Kisah perjalanan arak Batavia hingga ke Swedia bisa jadi dimulai ketika Kapal Gotheborg mampir ke Batavia pada 1743. Awak kapal harus memenuhi kebutuhan kapal dan awaknya seperti arak, kayu bakar, kebutuhan untuk mengisi perut, serta mesiu cadangan untuk keamanan. Sebagai warga dari negeri super dingin di kawasan Skandinavia, maka tak aneh jika arak menjadi menu utama awak kapal. Rupanya mereka menyukai cita rasa arak bikinan Batavia – Batavi Arrack van Oosten yang mengandung alkohol 50%.

Kasijanto Sastrodinomo, pengajar pada Departemen Sejarah Fakultas Ilmu Pengetahuan Budaya, Universitas Indonesia, pernah menulis, di awal abad 20 pemerintah kolonial pernah mengeluarkan buku karangan J Kats berjudul Het alcoholkwaad. Kats mengutip hasil penelitian tentang dampak negatif penggunaan alkohol di beberapa negara di Eropa. Ditunjukkan antara lain adanya hubungan antara kebiasaan meminum alkohol dan merosotnya daya tahan tubuh penggunanya sehingga mudah menimbulkan sakit.

Sebelum buku itu muncul, pemerintah sudah membentuk Komisi Pemberantasan Alkohol (Alcoholbes- trijdings-commissie) yang ditugasi untuk menyelidiki dan memerangi penggunaan dan penyalahgunaan alkohol di kalangan masyarakat Hindia Belanda. Komisi menemukan, konsumsi minuman keras telah meluas di kalangan masyarakat. Di Batavia, misalnya, pembuatan, penjualan, dan penggunaan minuman jenis itu sudah sampai pada taraf mengkhawatirkan. Kawasan Senen disebut-sebut sebagai tempat jual-beli minuman beralkohol secara gelap.

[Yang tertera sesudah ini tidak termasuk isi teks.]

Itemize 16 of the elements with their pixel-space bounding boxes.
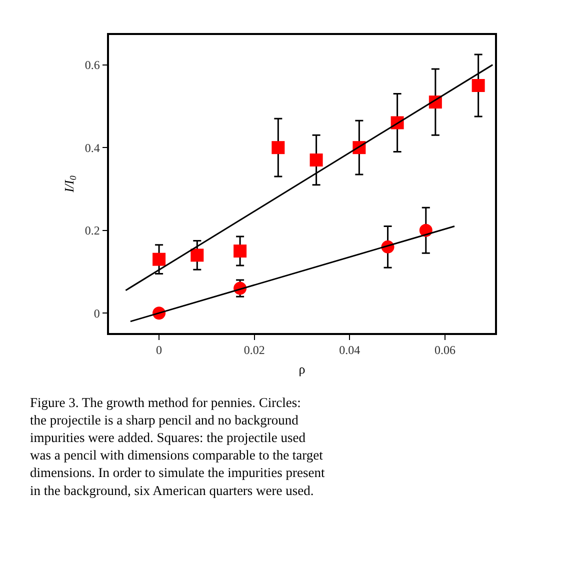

Minuman keras tradisional yang populer di kalangan masyarakat pribumi dikenal sebagai arak, badèg, ciu, yang menurut polisi digolongkan sebagai gelap alias tidak berizin.
Kenyataannya hingga kini minuman beralkohol tak berizin masih merajalela hingga ke dusun-dusun di Indonesia. Biasa disebut oplosan, campuran berbagai minuman beralkohol, berenergi, dll.